In der nächsten Saison wird Stefan Beinlich fehlen, der nach Berlin geht, und vermutlich auch Emerson, der nach Rom wechseln will. Nowotny versuchte sich dennoch in Zweckoptimismus: „Wir haben noch Chancen, uns zu verbessern, Bayern nicht.“ Auch Daum war bemüht, sich selbst Mut zu machen: „Du kannst hinfallen, du musst nur wieder aufstehen. Und wir stehen wieder auf.“

Zum dritten Mal binnen vier Jahren ist Bayer Leverkusen Vizemeister hinter Bayern München. „Wir werden immer besser, dieses Mal war es ganz knapp“, sagte Nowotny in trotzigem Aufbegehren. Was sie alle vermutlich ahnen und in den nächsten Tagen richtig begreifen werden, ist, dass sie die Niederlage von Unterhaching nicht in einem Spiel wieder gutmachen können. Wenn sie Glück haben und alles perfekt läuft, müssen sie 34-mal die Nerven behalten. Einmal mehr als in dieser Saison.
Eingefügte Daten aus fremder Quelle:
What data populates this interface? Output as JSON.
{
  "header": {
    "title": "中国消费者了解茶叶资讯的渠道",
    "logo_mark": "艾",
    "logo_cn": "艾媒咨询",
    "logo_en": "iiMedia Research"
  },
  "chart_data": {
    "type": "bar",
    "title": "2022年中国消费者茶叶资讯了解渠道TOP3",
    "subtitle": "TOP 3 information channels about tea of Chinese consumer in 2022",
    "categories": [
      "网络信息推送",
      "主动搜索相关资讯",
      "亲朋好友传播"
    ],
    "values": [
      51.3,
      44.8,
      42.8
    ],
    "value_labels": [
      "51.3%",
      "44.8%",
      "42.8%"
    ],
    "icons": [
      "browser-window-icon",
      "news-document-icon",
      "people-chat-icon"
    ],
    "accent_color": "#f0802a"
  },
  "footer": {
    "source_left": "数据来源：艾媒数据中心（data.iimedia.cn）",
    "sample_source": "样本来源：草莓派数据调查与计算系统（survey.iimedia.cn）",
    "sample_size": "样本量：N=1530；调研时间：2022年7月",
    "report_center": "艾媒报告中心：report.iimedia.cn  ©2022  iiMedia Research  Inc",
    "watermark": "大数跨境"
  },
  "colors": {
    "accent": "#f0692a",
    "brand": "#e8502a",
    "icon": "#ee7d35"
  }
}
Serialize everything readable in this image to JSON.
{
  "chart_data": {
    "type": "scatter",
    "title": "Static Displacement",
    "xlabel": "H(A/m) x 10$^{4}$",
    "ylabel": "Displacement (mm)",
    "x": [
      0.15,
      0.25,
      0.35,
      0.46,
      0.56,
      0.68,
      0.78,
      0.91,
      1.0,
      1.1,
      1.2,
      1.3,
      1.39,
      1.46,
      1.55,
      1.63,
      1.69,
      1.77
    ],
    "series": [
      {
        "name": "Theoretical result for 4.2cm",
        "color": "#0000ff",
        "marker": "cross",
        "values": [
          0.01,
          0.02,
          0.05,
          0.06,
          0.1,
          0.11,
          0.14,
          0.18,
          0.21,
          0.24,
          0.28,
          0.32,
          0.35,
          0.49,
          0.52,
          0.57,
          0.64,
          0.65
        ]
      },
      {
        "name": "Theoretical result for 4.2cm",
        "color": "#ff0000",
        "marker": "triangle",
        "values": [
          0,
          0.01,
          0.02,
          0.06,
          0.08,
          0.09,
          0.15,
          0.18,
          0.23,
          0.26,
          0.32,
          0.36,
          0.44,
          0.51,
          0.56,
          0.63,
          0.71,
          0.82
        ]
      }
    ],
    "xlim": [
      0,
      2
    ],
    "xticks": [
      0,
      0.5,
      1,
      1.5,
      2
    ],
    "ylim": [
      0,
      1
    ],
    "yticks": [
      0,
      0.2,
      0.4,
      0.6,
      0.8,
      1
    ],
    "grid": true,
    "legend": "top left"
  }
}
KATRIN WEBER-KLÜVER

SpVgg Unterhaching: Tremmel - Strehmel - Seifert, Grassow - Haber, Matthias Zimmermann, Oberleitner (80. Bucher), Schwarz, Straube - Seitz (90. Garcia), Rraklli (70. Breitenreiter) Bayer Leverkusen: Matysek - Zivkovic (46. Rink), Nowotny, Kovac - Schneider, Emerson, Beinlich, Zé Roberto - Ballack (67. Brdaric) - Neuville (74. Ponte), KirstenZuschauer: 11 500, Tore: 1:0 Ballack (20./Eigentor), 2:0 Oberleitner (72.)